# cyclone gray pics wanted!!



## gto4H0P0 (Sep 2, 2008)

i have the cyclone gray gto and i was wondering if i can see some pics of any kind mods done to it..i wanna see what it looks like before i do anything..so if you have a cyclone gray gto with mods i wanna see it!!
thanks!
anthony


----------



## Aramz06 (Mar 2, 2008)

Mods, not much for me yet.. but here is what I can show you.


First picture includes the white GTO inlays for the rear fascia, Flowmaster Super 44 Series mufflers just got installed, those are the 3" chrome tips that are now included with the muffler, and I guess the lisence plate :lol: :cheers














Here we basically have the GT Yellow fogs from Headlight Armor.


----------



## Ninjured (Apr 28, 2006)

35% tint
SAP grills
CSL replicas (hyperdark) is what you can see on mine...


----------



## Rukee (Feb 8, 2007)

That's a sharp color guys! :cheers


----------



## alsgto04 (Nov 21, 2007)

:agree Great looking goats.


----------



## alsgto04 (Nov 21, 2007)

Another thing Aramz06 you need to be careful parking that baby next to those cars. 
Too too close.
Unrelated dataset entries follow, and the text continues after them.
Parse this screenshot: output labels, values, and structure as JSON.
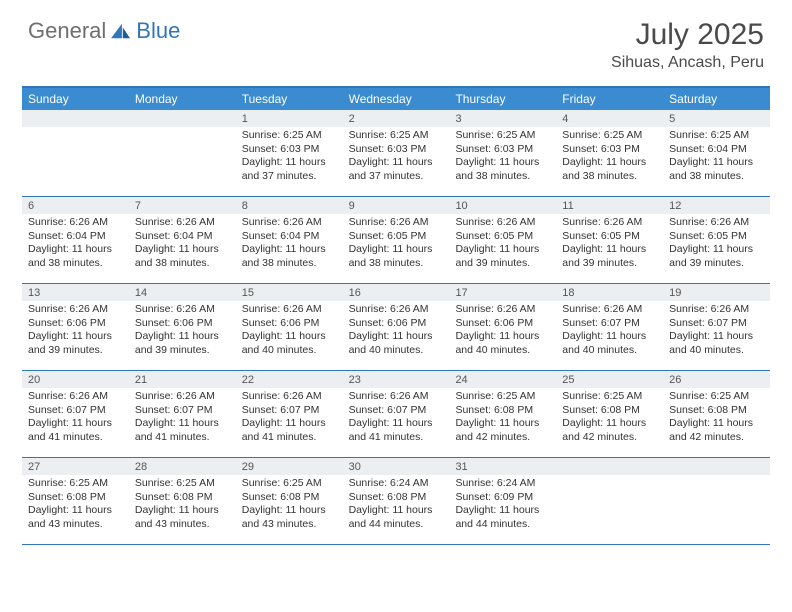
{
  "brand": {
    "word1": "General",
    "word2": "Blue"
  },
  "title": {
    "month": "July 2025",
    "location": "Sihuas, Ancash, Peru"
  },
  "colors": {
    "header_bg": "#3a8bd0",
    "border": "#2f76bb",
    "band": "#eceff1",
    "text": "#333333",
    "title_text": "#4a4a4a"
  },
  "dow": [
    "Sunday",
    "Monday",
    "Tuesday",
    "Wednesday",
    "Thursday",
    "Friday",
    "Saturday"
  ],
  "grid": {
    "first_weekday_index": 2,
    "days_in_month": 31
  },
  "days": {
    "1": {
      "sunrise": "6:25 AM",
      "sunset": "6:03 PM",
      "dl_h": 11,
      "dl_m": 37
    },
    "2": {
      "sunrise": "6:25 AM",
      "sunset": "6:03 PM",
      "dl_h": 11,
      "dl_m": 37
    },
    "3": {
      "sunrise": "6:25 AM",
      "sunset": "6:03 PM",
      "dl_h": 11,
      "dl_m": 38
    },
    "4": {
      "sunrise": "6:25 AM",
      "sunset": "6:03 PM",
      "dl_h": 11,
      "dl_m": 38
    },
    "5": {
      "sunrise": "6:25 AM",
      "sunset": "6:04 PM",
      "dl_h": 11,
      "dl_m": 38
    },
    "6": {
      "sunrise": "6:26 AM",
      "sunset": "6:04 PM",
      "dl_h": 11,
      "dl_m": 38
    },
    "7": {
      "sunrise": "6:26 AM",
      "sunset": "6:04 PM",
      "dl_h": 11,
      "dl_m": 38
    },
    "8": {
      "sunrise": "6:26 AM",
      "sunset": "6:04 PM",
      "dl_h": 11,
      "dl_m": 38
    },
    "9": {
      "sunrise": "6:26 AM",
      "sunset": "6:05 PM",
      "dl_h": 11,
      "dl_m": 38
    },
    "10": {
      "sunrise": "6:26 AM",
      "sunset": "6:05 PM",
      "dl_h": 11,
      "dl_m": 39
    },
    "11": {
      "sunrise": "6:26 AM",
      "sunset": "6:05 PM",
      "dl_h": 11,
      "dl_m": 39
    },
    "12": {
      "sunrise": "6:26 AM",
      "sunset": "6:05 PM",
      "dl_h": 11,
      "dl_m": 39
    },
    "13": {
      "sunrise": "6:26 AM",
      "sunset": "6:06 PM",
      "dl_h": 11,
      "dl_m": 39
    },
    "14": {
      "sunrise": "6:26 AM",
      "sunset": "6:06 PM",
      "dl_h": 11,
      "dl_m": 39
    },
    "15": {
      "sunrise": "6:26 AM",
      "sunset": "6:06 PM",
      "dl_h": 11,
      "dl_m": 40
    },
    "16": {
      "sunrise": "6:26 AM",
      "sunset": "6:06 PM",
      "dl_h": 11,
      "dl_m": 40
    },
    "17": {
      "sunrise": "6:26 AM",
      "sunset": "6:06 PM",
      "dl_h": 11,
      "dl_m": 40
    },
    "18": {
      "sunrise": "6:26 AM",
      "sunset": "6:07 PM",
      "dl_h": 11,
      "dl_m": 40
    },
    "19": {
      "sunrise": "6:26 AM",
      "sunset": "6:07 PM",
      "dl_h": 11,
      "dl_m": 40
    },
    "20": {
      "sunrise": "6:26 AM",
      "sunset": "6:07 PM",
      "dl_h": 11,
      "dl_m": 41
    },
    "21": {
      "sunrise": "6:26 AM",
      "sunset": "6:07 PM",
      "dl_h": 11,
      "dl_m": 41
    },
    "22": {
      "sunrise": "6:26 AM",
      "sunset": "6:07 PM",
      "dl_h": 11,
      "dl_m": 41
    },
    "23": {
      "sunrise": "6:26 AM",
      "sunset": "6:07 PM",
      "dl_h": 11,
      "dl_m": 41
    },
    "24": {
      "sunrise": "6:25 AM",
      "sunset": "6:08 PM",
      "dl_h": 11,
      "dl_m": 42
    },
    "25": {
      "sunrise": "6:25 AM",
      "sunset": "6:08 PM",
      "dl_h": 11,
      "dl_m": 42
    },
    "26": {
      "sunrise": "6:25 AM",
      "sunset": "6:08 PM",
      "dl_h": 11,
      "dl_m": 42
    },
    "27": {
      "sunrise": "6:25 AM",
      "sunset": "6:08 PM",
      "dl_h": 11,
      "dl_m": 43
    },
    "28": {
      "sunrise": "6:25 AM",
      "sunset": "6:08 PM",
      "dl_h": 11,
      "dl_m": 43
    },
    "29": {
      "sunrise": "6:25 AM",
      "sunset": "6:08 PM",
      "dl_h": 11,
      "dl_m": 43
    },
    "30": {
      "sunrise": "6:24 AM",
      "sunset": "6:08 PM",
      "dl_h": 11,
      "dl_m": 44
    },
    "31": {
      "sunrise": "6:24 AM",
      "sunset": "6:09 PM",
      "dl_h": 11,
      "dl_m": 44
    }
  },
  "labels": {
    "sunrise_prefix": "Sunrise: ",
    "sunset_prefix": "Sunset: ",
    "daylight_prefix": "Daylight: ",
    "hours_word": " hours",
    "and_word": "and ",
    "minutes_word": " minutes."
  }
}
We dont want to see a dent on it. Ouch.


----------



## Aramz06 (Mar 2, 2008)

alsgto04 said:


> Another thing Aramz06 you need to be careful parking that baby next to those cars.
> Too too close. We dont want to see a dent on it. Ouch.


Tell me about it... since the cadillac got introduced to the family, the goat is fored to use the outdoor parking lot. Should be in about a month and ill have the indoor spot I had reserved.


----------



## Soulonfire11 (Aug 8, 2008)

Im curious how black SAP grilles will look...


----------